AMD Addresses Controversy: RDNA 3 Shader Pre-Fetching Works Fine

According to a statement issued by AMD, reports that shader prefetching is broken on AMD’s RDNA 3 GPUs are inaccurate. tom’s hardware:
“As with previous hardware generations, shader prefetching is supported in RDNA 3. [gitlab link (opens in new tab)]The code in question controls an experimental feature that is not planned for inclusion in these products and will not be enabled in this generation of the product. It is a common industry practice to include experimental features that allow for research and refinement for deployment in future product generations. — AMD Spokesperson tom’s hardware.
AMD’s statement comes after media reports that the recently launched Navi31 silicon on its RDNA 3 graphics card has “non-functioning shader prefetch hardware”. The source of speculation is @Kepler_L2quoted code from the Mesa3D driver that seems to indicate that shader prefetching does not work on some GPUs with A0 revisions of silicon (CHIP_GFZ1100, CHIP_GFX1102, and CHIP_GFX110).
However, according to AMD’s statement, the code cited by Kepler_L2 is currently disabled as it relates to experimental features not intended for the final RDNA 3 product. AMD says that including experimental features in new silicon is a fairly common practice and accurate. This approach is often used in other types of processors such as CPUs.
For example, AMD shipped every generation of Ryzen products with the necessary TSVs to enable 3D V-Cache, but didn’t use the feature until 3rd Gen Ryzen. Similarly, Intel often adds features that may not make it into the final product, with DLVR features being a recent example.
Of course, if the “experimental” feature works perfectly fine and doesn’t require any additional tweaks (such as the extra L3 cache slices required for 3D V-Cache), those who assume it will be included in the final product there will be So the line between “experimental” or “nice to have but not important or not necessary to hit the target” feature can be a bit blurred. works as intended in RDNA 3.
Another elephant in the room is AMD’s use of the A0 stepping of the RDNA 3 silicon. This means that this is the first physically unmodified version of the chip. speculation is unfounded.
AMD did not answer questions as to whether it used A0 silicon for the first wave of RDNA 3 CPUs, but industry sources say the company did use A0 silicon for the Navi31. , and most of the 5000 series are said to have launched A0 revision silicon.this is No Indicates “unfinished product”. The goal of every design team is to get the design done on the first spin with working, shippable silicon. For example, Nvidia also often ships his A0 stepping silicon.
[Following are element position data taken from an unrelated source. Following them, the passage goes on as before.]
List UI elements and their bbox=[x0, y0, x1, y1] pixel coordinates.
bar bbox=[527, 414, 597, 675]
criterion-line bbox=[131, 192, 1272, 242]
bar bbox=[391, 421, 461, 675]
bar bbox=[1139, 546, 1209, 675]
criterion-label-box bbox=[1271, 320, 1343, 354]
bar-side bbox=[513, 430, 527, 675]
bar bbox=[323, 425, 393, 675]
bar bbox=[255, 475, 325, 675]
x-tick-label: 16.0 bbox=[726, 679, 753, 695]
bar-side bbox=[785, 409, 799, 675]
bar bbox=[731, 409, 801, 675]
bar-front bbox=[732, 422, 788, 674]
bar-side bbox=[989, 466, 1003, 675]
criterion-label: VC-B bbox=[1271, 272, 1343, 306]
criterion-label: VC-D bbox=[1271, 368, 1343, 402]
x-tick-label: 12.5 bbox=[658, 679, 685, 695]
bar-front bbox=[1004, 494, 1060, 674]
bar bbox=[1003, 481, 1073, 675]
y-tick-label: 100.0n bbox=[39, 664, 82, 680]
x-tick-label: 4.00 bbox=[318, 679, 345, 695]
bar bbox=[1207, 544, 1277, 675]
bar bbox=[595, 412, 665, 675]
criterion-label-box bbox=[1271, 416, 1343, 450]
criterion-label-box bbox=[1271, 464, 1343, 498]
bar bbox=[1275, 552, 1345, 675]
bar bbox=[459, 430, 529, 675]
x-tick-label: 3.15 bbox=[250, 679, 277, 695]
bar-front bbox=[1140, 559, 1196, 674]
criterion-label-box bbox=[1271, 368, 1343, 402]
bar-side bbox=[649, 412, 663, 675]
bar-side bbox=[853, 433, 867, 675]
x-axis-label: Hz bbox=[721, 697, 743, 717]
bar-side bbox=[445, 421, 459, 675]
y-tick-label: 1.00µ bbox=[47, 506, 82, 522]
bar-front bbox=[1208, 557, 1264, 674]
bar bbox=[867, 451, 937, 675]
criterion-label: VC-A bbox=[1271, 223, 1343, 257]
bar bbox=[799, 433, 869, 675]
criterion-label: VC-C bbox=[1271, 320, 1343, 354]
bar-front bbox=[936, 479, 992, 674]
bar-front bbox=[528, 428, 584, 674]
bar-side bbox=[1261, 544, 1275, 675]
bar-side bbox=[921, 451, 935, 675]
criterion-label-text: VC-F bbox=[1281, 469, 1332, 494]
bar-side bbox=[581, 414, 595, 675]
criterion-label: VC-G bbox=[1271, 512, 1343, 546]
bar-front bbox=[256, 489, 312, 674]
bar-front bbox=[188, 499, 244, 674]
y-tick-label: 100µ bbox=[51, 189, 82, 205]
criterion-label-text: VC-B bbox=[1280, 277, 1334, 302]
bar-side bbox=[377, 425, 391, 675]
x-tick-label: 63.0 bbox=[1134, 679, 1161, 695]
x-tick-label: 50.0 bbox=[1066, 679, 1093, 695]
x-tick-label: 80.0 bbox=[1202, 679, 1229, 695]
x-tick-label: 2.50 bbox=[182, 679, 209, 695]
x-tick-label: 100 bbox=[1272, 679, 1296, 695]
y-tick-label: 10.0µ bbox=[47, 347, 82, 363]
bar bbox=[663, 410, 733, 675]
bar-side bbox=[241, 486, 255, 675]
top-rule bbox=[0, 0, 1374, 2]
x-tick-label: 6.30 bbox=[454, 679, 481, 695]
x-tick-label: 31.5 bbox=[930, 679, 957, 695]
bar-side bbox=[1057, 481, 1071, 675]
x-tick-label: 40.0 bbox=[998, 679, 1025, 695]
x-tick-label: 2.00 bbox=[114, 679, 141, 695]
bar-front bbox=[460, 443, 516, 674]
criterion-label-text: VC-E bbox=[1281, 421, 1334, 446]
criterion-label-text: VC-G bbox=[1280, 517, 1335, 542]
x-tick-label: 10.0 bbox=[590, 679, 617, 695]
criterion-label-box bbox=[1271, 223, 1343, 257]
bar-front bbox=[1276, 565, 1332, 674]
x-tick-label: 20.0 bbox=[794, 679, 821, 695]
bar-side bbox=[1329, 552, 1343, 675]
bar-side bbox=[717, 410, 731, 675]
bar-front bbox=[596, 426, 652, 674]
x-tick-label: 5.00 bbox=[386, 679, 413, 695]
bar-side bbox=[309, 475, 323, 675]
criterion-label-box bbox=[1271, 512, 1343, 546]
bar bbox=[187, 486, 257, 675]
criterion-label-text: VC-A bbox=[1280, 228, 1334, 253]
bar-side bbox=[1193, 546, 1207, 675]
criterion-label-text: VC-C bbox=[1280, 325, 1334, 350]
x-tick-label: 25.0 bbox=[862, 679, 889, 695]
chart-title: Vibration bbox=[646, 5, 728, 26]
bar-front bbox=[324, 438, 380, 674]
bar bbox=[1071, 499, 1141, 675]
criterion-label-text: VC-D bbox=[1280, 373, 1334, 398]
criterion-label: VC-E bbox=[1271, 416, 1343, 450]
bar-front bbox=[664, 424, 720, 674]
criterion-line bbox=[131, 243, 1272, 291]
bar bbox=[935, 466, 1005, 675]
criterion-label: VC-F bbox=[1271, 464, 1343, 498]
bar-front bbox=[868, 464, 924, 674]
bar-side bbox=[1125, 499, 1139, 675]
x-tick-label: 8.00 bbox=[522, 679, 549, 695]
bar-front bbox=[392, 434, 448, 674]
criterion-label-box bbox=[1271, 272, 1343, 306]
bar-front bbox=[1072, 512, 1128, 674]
Microprocessors may go through several revisions during their lifetime to fix bugs, errata, and improve performance. Generally, the first revision of silicon out of the fab is A0, with successive “minor” respins classified as A1, A2, etc. More significant revisions to silicon tend to switch to ‘B’ or continuous stepping, etc. (bringing a rhythm of B0, B1, and B2, for example). This will follow new alphanumeric specifiers as the chip improves.
Nearly every complex chip has known and unknown errata and bugs that are addressed and shipped that way with firmware, drivers and software workarounds that can mitigate or eliminate those issues. This is the essence of modern semiconductor design and manufacturing. For example, Intel’s Skylake generation of processors shipped with 53 known errata, and six months later Intel listed 40 more errata. This is common because chip design cycles are long, often spanning years, and there is often no time to re-spin the chip to address minor issues. Similar trends can be seen for other types and generations of processors.
However, not all errata can be fixed with workarounds, so some issues will be resolved later in silicon if necessary. However, the goals of any design team remain the same. It’s about providing first-spin silicon that can meet design goals for shipping products. In that respect, using A0 silicon can be said to be a home run.
There are also many examples of chips that have had flawed design/verification processes requiring multiple steps to reach market. For example, Sapphire Rapids was last known to be the 12th stepping and has not yet shipped in large quantities (A0, A1, B0, C0, C1, C2, D0, E0, E2, E3, E4 , and E5 stepping). — technically 7 base spins). Naturally, that led to serious production delays and delayed release dates.
It’s hard to make chips. They are the most sophisticated class of devices mankind has ever made, but they are built with unimaginably small features. This can lead to problems and errata that may take several revisions to eradicate, but success is often measured by shipping working silicon that meets the goals on the first outing. will be Never mind those who claim that A0 stepping is always the equivalent of “unfinished silicon”.